We recently raised the question, do you think that we should travel long and far, or should we avoid those airport terminals, crowds, TSA looking at me (I served) as if I was a potential I don’t know what? The rental car that I treat better than my own (you let me use your car, I treat it like gold) and those many drives through places unfamiliar.

Comes now this question. What would you rather see, hard to score images of butterflies you’ve never seen before, even if those images are sometimes less than ideal OR photos of butterflies that you may have seen before, those well east of the Mississippi River, but photos that capture very fresh, very beautiful individuals?

Than comes the followup questions? Are you happy to see images of butterflies in the HolyLand? I’ve gone to Israel almost every year since 2008. Sometimes I’ve posted an image of a HolyLand butterfly that is really hard to get, only to find tepid feedback from y’all.

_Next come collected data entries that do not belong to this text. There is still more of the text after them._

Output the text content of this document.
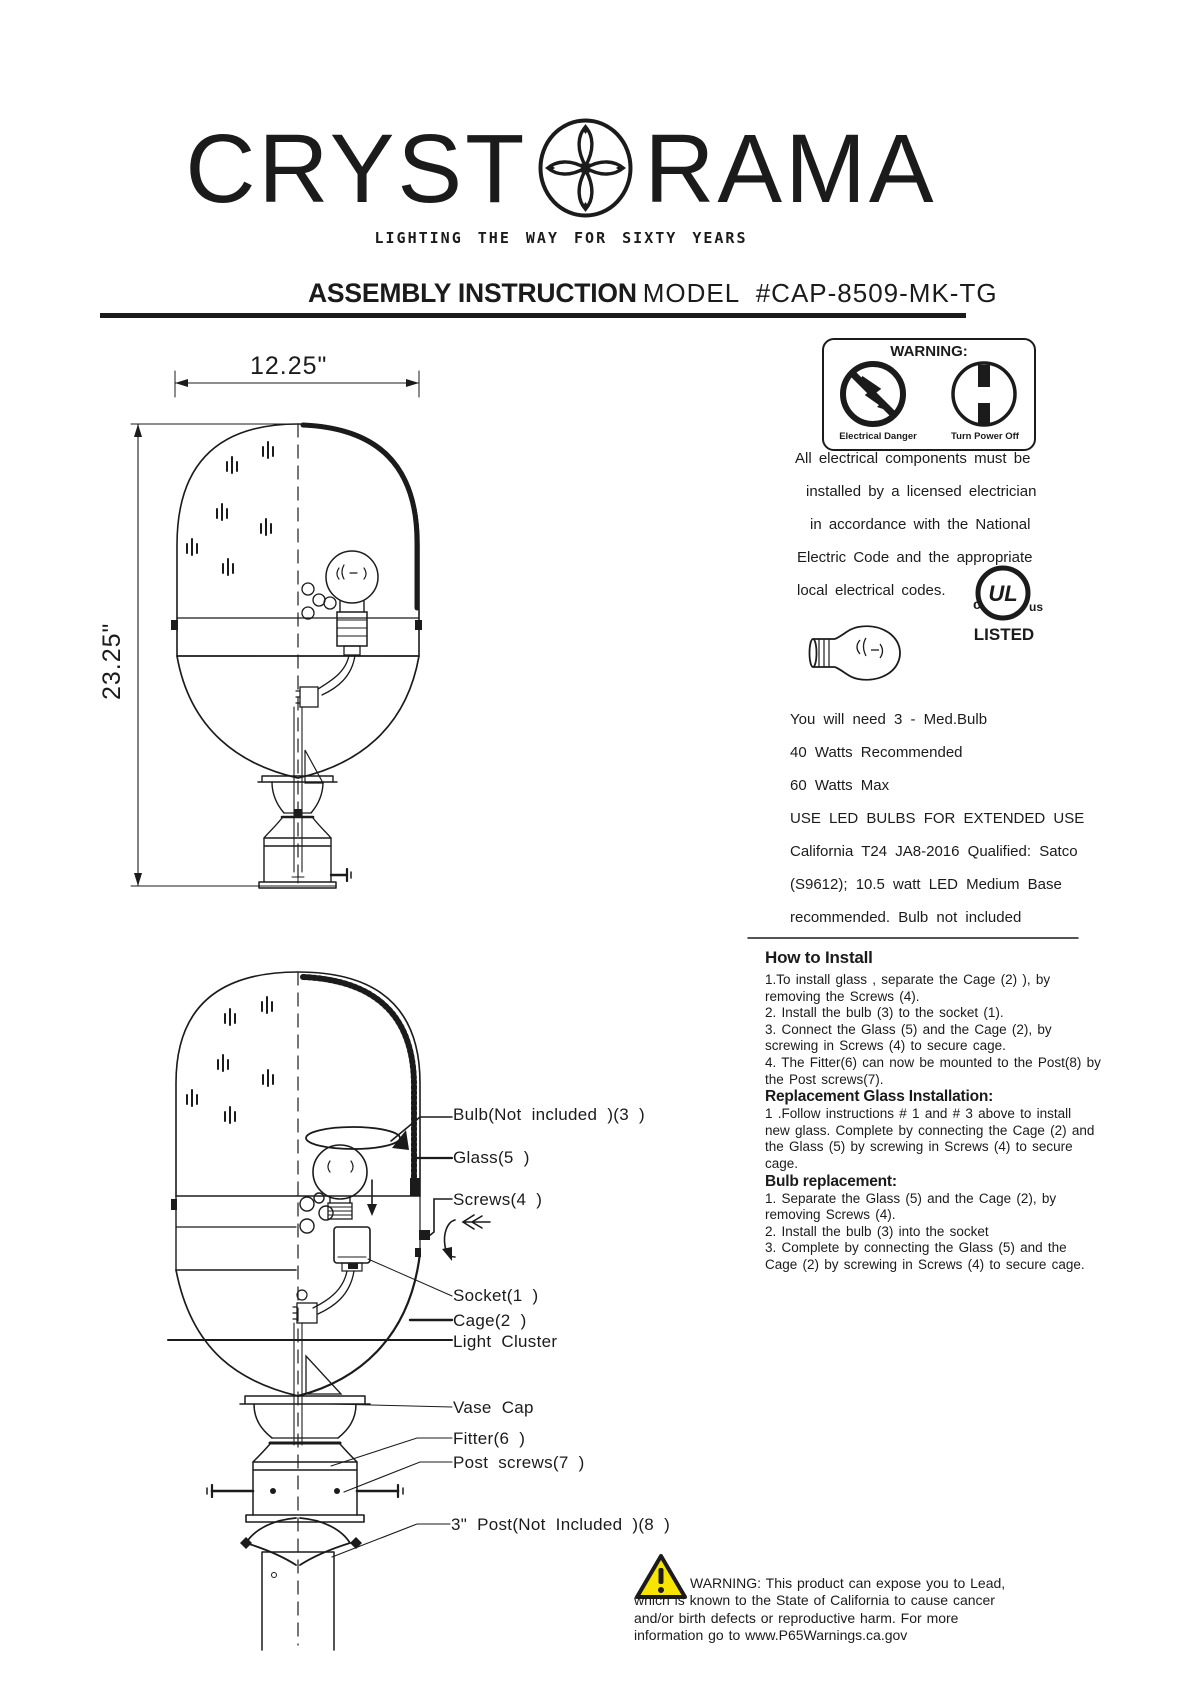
CRYST RAMA
LIGHTING THE WAY FOR SIXTY YEARS
ASSEMBLY INSTRUCTION MODEL  #CAP-8509-MK-TG
12.25"
23.25"
WARNING:
Electrical Danger	Turn Power Off
All electrical components must be
installed by a licensed electrician
in accordance with the National
Electric Code and the appropriate
local electrical codes. UL
c	us
LISTED
You will need 3 - Med.Bulb
40 Watts Recommended
60 Watts Max
USE LED BULBS FOR EXTENDED USE
California T24 JA8-2016 Qualified: Satco
(S9612); 10.5 watt LED Medium Base
recommended. Bulb not included
How to Install
1.To install glass , separate the Cage (2) ), by removing the Screws (4).
2. Install the bulb (3) to the socket (1).
3. Connect the Glass (5) and the Cage (2), by screwing in Screws (4) to secure cage.
4. The Fitter(6) can now be mounted to the Post(8) by the Post screws(7).
Replacement Glass Installation:
1 .Follow instructions # 1 and # 3 above to install new glass. Complete by connecting the Cage (2) and the Glass (5) by screwing in Screws (4) to secure cage.
Bulb replacement:
1. Separate the Glass (5) and the Cage (2), by removing Screws (4).
2. Install the bulb (3) into the socket
3. Complete by connecting the Glass (5) and the Cage (2) by screwing in Screws (4) to secure cage.
Bulb(Not included )(3 )
Glass(5 )
Screws(4 )
Socket(1 )
Cage(2 )
Light Cluster
Vase Cap
Fitter(6 )
Post screws(7 )
3" Post(Not Included )(8 )
WARNING: This product can expose you to Lead,
which is known to the State of California to cause cancer
and/or birth defects or reproductive harm. For more
information go to www.P65Warnings.ca.gov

I sure hope you read this, and hope that you share.

Jeff

9 thoughts on “What Do You Most Want Too See?

  1. Hi Jeff,

    As a fellow blogger, I know that it can be a bit frustrating to not get much feedback about what you are posting. As for me, I’ve been super-busy lately and haven’t had as much time to spend on my own blogs or those I usually visit. So please don’t take personally any lack of comments from me. Sometimes I’m just taking a quick look at the butterfly photo, other times I read what you have written too and intend to comment…but it is late and so on.

    However, clearly you are wanting some feedback so I’ll give you some. I love all of your butterflies, the locals and the Middle Eastern, the common and the very rare. So my recommendation is that you do worry less about pleasing us and seek the path that gives glory to our Creator. Share His beauty and your experience of it. The rest are details.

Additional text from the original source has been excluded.